Ardından sıralama konusunda ülke futbolu uluslar arası düzeyde bir aşağı bir yukarı gezindi yıllarca… Öyle gerilediği anlar oldu ki; bir öncekini aratır hale geldi. Aratmadığı dönemler içinde 2002 Dünya üçüncülüğü ile 2008 Avrupa Şampiyonası üçüncülüğü sıralama konusunda ilerleme kaydedilmesini sağladı.
Bunların paralelinde uzun süre yaşanan istikrarsızlık ülke futbolunu olumsuz etkiledi. Dünya ve Avrupa Şampiyonalarında üçüncülük derecelerini elde eden bir takımın bu süreçte hep finalist yarışçı bir görüntü çizmesi gerekirken devamlılığı sağlayamadı.
Çok kurtuluş reçeteleri yazıldı yazılmasına fakat uygulamaya geçilemediği için hep teoride kaldı… Biriktikçe biriken ve istikrarsızlığa sürüklenmesine neden olan sorunlar siyasallaşmanın da etkisiyle içinden çıkılmaz bir hal aldı…
Türkiye; FIFA Erkek Milli Futbol Takımları sıralamasında en son yapılan açıklamaya göre 28. görünüyor… Özellikle 2025’in Mart ayında Macaristan ile eleme usulü UEFA Uluslar Ligi Play-Off maçı, üst sıralar konusunda sonucu itibarıyla bir hayli önem kazandı.
Uluslararası müsabakalarda alınan beraberlik ve galibiyetlerin yanı sıra toplanan puanların sıralamaya katkısı oldukça fazla.
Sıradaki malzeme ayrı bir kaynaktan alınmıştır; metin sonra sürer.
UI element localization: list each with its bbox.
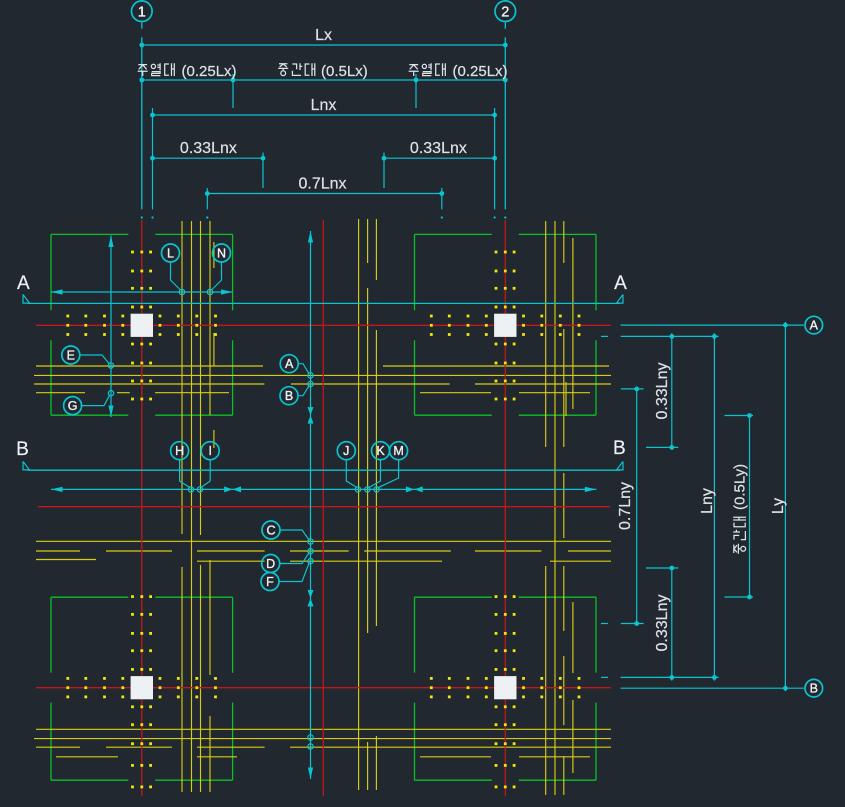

UEFA Uluslar Ligi B Gurubu son maçında Karadağ karşısında alınan yenilgi nazar boncuğu sayılmasının ötesinde istikrarsızlığın da somut örneği…
Böylesine bir moral bozukluğunun elbette Mart’a kadar düzeltilmesi mümkün… Macaristan karşısına çıkacak bir Milli Takım’ın alacağı sonuç her açıdan bu manada çök ama çok önemli… İstikrar adına yol alınmak isteniyorsa, siyasallaşmanın ve kavgaların ötesinde bir yol haritasının ortaya konulması şart oldu artık.